После долгого молчания, во время которого Джеку казалось, что он вот-вот задохнется от нехватки кислорода, Эйприл, наконец, заговорила:

— Больше всего на свете мне хотелось бы верить в это.

— Но, черт возьми, ты должна верить в это! Должна, потому что это правда, это истина! Ты готова выслушать еще одну истину? — Он не стал дожидаться ее ответа; это должно было быть сказано сейчас или никогда. — Я люблю тебя, Эйприл. Ты слышишь меня? Я люблю тебя, черт побери!

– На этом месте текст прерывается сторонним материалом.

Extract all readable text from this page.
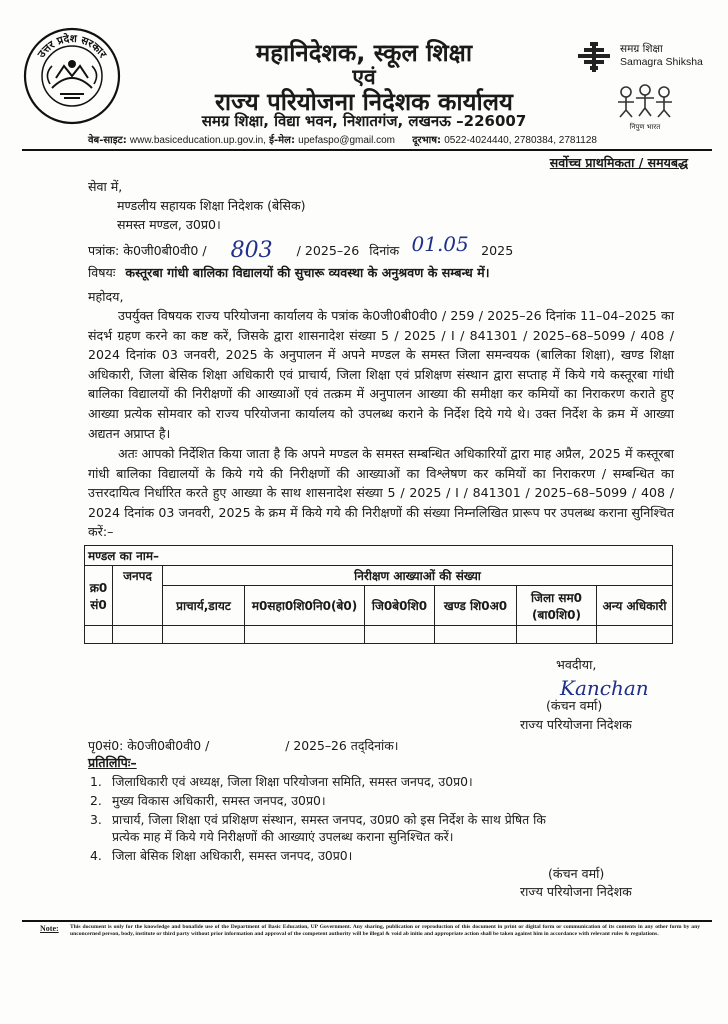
उत्तर प्रदेश सरकार	महानिदेशक, स्कूल शिक्षा
एवं
राज्य परियोजना निदेशक कार्यालय
समग्र शिक्षा, विद्या भवन, निशातगंज, लखनऊ –226007
समग्र शिक्षा
Samagra Shiksha
निपुण भारत
वेब-साइट: www.basiceducation.up.gov.in, ई-मेल: upefaspo@gmail.com दूरभाष: 0522-4024440, 2780384, 2781128
सर्वोच्च प्राथमिकता / समयबद्ध
सेवा में,
मण्डलीय सहायक शिक्षा निदेशक (बेसिक)
समस्त मण्डल, उ0प्र0।
पत्रांक: के0जी0बी0वी0 / 803 / 2025–26 दिनांक 01.05 2025
विषयः कस्तूरबा गांधी बालिका विद्यालयों की सुचारू व्यवस्था के अनुश्रवण के सम्बन्ध में।
महोदय,
उपर्युक्त विषयक राज्य परियोजना कार्यालय के पत्रांक के0जी0बी0वी0 / 259 / 2025–26 दिनांक 11–04–2025 का संदर्भ ग्रहण करने का कष्ट करें, जिसके द्वारा शासनादेश संख्या 5 / 2025 / I / 841301 / 2025–68–5099 / 408 / 2024 दिनांक 03 जनवरी, 2025 के अनुपालन में अपने मण्डल के समस्त जिला समन्वयक (बालिका शिक्षा), खण्ड शिक्षा अधिकारी, जिला बेसिक शिक्षा अधिकारी एवं प्राचार्य, जिला शिक्षा एवं प्रशिक्षण संस्थान द्वारा सप्ताह में किये गये कस्तूरबा गांधी बालिका विद्यालयों की निरीक्षणों की आख्याओं एवं तत्क्रम में अनुपालन आख्या की समीक्षा कर कमियों का निराकरण कराते हुए आख्या प्रत्येक सोमवार को राज्य परियोजना कार्यालय को उपलब्ध कराने के निर्देश दिये गये थे। उक्त निर्देश के क्रम में आख्या अद्यतन अप्राप्त है।
अतः आपको निर्देशित किया जाता है कि अपने मण्डल के समस्त सम्बन्धित अधिकारियों द्वारा माह अप्रैल, 2025 में कस्तूरबा गांधी बालिका विद्यालयों के किये गये की निरीक्षणों की आख्याओं का विश्लेषण कर कमियों का निराकरण / सम्बन्धित का उत्तरदायित्व निर्धारित करते हुए आख्या के साथ शासनादेश संख्या 5 / 2025 / I / 841301 / 2025–68–5099 / 408 / 2024 दिनांक 03 जनवरी, 2025 के क्रम में किये गये की निरीक्षणों की संख्या निम्नलिखित प्रारूप पर उपलब्ध कराना सुनिश्चित करें:–
मण्डल का नाम–							
क्र0 सं0	जनपद	निरीक्षण आख्याओं की संख्या					
		प्राचार्य,डायट	म0सहा0शि0नि0(बे0)	जि0बे0शि0	खण्ड शि0अ0	जिला सम0 (बा0शि0)	अन्य अधिकारी

भवदीया,
Kanchan
(कंचन वर्मा)
राज्य परियोजना निदेशक
पृ0सं0: के0जी0बी0वी0 /	/ 2025–26 तद्‌दिनांक।
प्रतिलिपिः–
1. जिलाधिकारी एवं अध्यक्ष, जिला शिक्षा परियोजना समिति, समस्त जनपद, उ0प्र0।
2. मुख्य विकास अधिकारी, समस्त जनपद, उ0प्र0।
3. प्राचार्य, जिला शिक्षा एवं प्रशिक्षण संस्थान, समस्त जनपद, उ0प्र0 को इस निर्देश के साथ प्रेषित कि
प्रत्येक माह में किये गये निरीक्षणों की आख्याएं उपलब्ध कराना सुनिश्चित करें।
4. जिला बेसिक शिक्षा अधिकारी, समस्त जनपद, उ0प्र0।
(कंचन वर्मा)
राज्य परियोजना निदेशक
Note: This document is only for the knowledge and bonafide use of the Department of Basic Education, UP Government. Any sharing, publication or reproduction of this document in print or digital form or communication of its contents in any other form by any unconcerned person, body, institute or third party without prior information and approval of the competent authority will be illegal & void ab initio and appropriate action shall be taken against him in accordance with relevant rules & regulations.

Пораженный странным ощущением, будто у него в глазах разгорелось пламя, Джек еще ниже нагнул голову и припал своими горячими губами к ее губам. Этот поцелуй был долгим и страстным. Когда у обоих перехватило дыхание, он слегка отклонился назад и, вдохнув полные легкие воздуха, отрывисто зашептал, выдыхая слова в ее полуоткрытый рот:

— Я скорее умру, чем обижу тебя. Поверь мне, я сделаю все, что в моих силах, чтобы на этот раз эта мразь заплатила сполна.

Эйприл не сразу поняла смысл его слов. Его признание и этот упоительный поцелуй совершенно спутали все ее мысли. Но когда ей стало понятно, что он хотел сделать, она пришла в ужас. Вырвавшись из объятий, она отступила от него на несколько шагов и вытянула перед собой руки, не позволяя ему приближаться.

— Ты что, думаешь, что я снова ввяжусь в это дело? — почти закричала она. — Зачем, Джек? Ты же сам говорил, что это уже никому не интересно.

— Черт побери, он же хочет стать президентом, Эйприл! Неужели ты хочешь сказать мне, что собираешься отсидеться здесь, в своем маленьком безопасном раю, и позволишь насильнику стать хозяином Белого Дома?

— Интересно, и что же я, по-твоему, должна сделать? — Она обхватила бока руками, чувствуя, как сознание собственного бессилия мучительной болью переполняет ее сердце. Он просто-напросто снова растопчет меня. Ведь у меня нет никаких новых доказательств.

— Нет — значит будут. Я найду новые доказательства. Эйприл, я, черт возьми, знаю толк в своей работе. Я отыщу Франни, и вполне возможно, что вместе с тобой мы сумеем убедить ее дать показания. Сейчас уже слишком поздно возлагать надежды на то, что твои обвинения опубликуют в печати, но, я уверен, нам удастся перекрыть ему дорогу в президенты. Позволь мне поговорить с твоим отцом. Может быть, за это время он стал другим человеком.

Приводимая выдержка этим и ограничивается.